Embora por outras razões, também a jornalista norte-americana Anne Applebaum considera que os Estados Unidos não devem enviar armas para a Ucrânia. Applebaum escreve no The Washington Post que o debate sobre o envio de armas é "um argumento sobre tácticas de curto prazo, e não uma estratégia a longo prazo – e ignora a verdadeira natureza do jogo russo".
 
A finalidade desta guerra não é a vitória. A finalidade é impedir o aparecimento de algo que se assemelhe a uma Ucrânia europeia e próspera, porque um Estado desse tipo seria uma ameaça ideológica para o Putinismo." Nem um eventual cessar-fogo irá levar a paz ao Leste da Ucrânia – no máximo, escreve a jornalista, o fim dos combates terá como resultado a criação de um "conflito congelado", à semelhança do que acontece na Moldova e na Geórgia.

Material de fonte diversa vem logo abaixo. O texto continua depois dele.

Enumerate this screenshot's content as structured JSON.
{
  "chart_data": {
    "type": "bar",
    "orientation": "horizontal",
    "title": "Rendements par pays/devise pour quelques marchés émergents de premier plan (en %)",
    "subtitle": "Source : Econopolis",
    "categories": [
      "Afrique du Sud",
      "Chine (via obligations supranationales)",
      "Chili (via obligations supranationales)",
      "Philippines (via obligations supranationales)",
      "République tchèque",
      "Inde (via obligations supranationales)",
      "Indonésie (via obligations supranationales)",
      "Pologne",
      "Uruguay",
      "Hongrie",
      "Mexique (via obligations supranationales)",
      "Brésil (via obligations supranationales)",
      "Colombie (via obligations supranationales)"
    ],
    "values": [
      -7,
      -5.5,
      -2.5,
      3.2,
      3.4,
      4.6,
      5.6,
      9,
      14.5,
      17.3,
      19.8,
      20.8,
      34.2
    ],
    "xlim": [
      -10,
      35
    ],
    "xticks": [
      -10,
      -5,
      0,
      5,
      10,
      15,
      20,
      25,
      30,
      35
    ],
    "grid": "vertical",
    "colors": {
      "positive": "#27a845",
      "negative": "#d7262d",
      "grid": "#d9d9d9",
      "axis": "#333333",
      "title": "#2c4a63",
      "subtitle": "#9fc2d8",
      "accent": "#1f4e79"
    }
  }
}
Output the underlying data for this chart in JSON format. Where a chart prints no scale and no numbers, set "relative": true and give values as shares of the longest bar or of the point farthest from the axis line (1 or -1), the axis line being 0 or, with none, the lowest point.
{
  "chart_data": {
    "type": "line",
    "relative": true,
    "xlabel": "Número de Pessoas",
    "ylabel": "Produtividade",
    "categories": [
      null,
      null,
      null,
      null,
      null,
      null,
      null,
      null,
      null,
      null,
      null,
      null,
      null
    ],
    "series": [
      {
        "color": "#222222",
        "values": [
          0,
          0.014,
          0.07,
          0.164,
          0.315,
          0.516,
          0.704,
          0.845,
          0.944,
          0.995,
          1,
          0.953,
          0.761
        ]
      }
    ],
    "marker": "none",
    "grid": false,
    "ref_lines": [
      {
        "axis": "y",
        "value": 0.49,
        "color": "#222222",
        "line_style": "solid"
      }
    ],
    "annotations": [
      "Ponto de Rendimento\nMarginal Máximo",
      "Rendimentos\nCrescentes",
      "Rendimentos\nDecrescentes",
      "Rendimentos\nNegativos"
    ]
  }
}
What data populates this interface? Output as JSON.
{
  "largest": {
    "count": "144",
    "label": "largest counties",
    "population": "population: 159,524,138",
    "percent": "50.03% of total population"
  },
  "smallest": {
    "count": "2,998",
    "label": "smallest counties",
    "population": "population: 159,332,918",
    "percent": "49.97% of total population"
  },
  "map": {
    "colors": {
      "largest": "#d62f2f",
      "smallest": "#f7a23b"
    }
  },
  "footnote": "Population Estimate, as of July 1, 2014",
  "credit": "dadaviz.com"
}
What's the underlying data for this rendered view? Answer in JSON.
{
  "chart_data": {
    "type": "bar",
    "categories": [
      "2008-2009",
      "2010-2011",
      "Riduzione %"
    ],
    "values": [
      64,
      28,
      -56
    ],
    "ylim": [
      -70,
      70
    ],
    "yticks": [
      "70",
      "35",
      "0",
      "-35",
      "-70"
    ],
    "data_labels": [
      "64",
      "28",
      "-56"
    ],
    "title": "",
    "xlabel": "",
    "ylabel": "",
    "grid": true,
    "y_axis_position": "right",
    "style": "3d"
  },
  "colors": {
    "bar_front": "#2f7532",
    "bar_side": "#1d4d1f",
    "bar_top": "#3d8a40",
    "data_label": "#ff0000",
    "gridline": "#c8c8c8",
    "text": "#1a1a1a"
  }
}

Ao contrário de John J. Mearsheimer, Applebaum defende o reforço do papel da União Europeia junto da Ucrânia, com vista à sua integração "ao longo de vários anos". "Não queremos uma nova Guerra Fria – mas até isso seria preferível a uma nova Guerra Mundial. E se não definirmos uma estratégia séria para a evitarmos, é isso mesmo que teremos."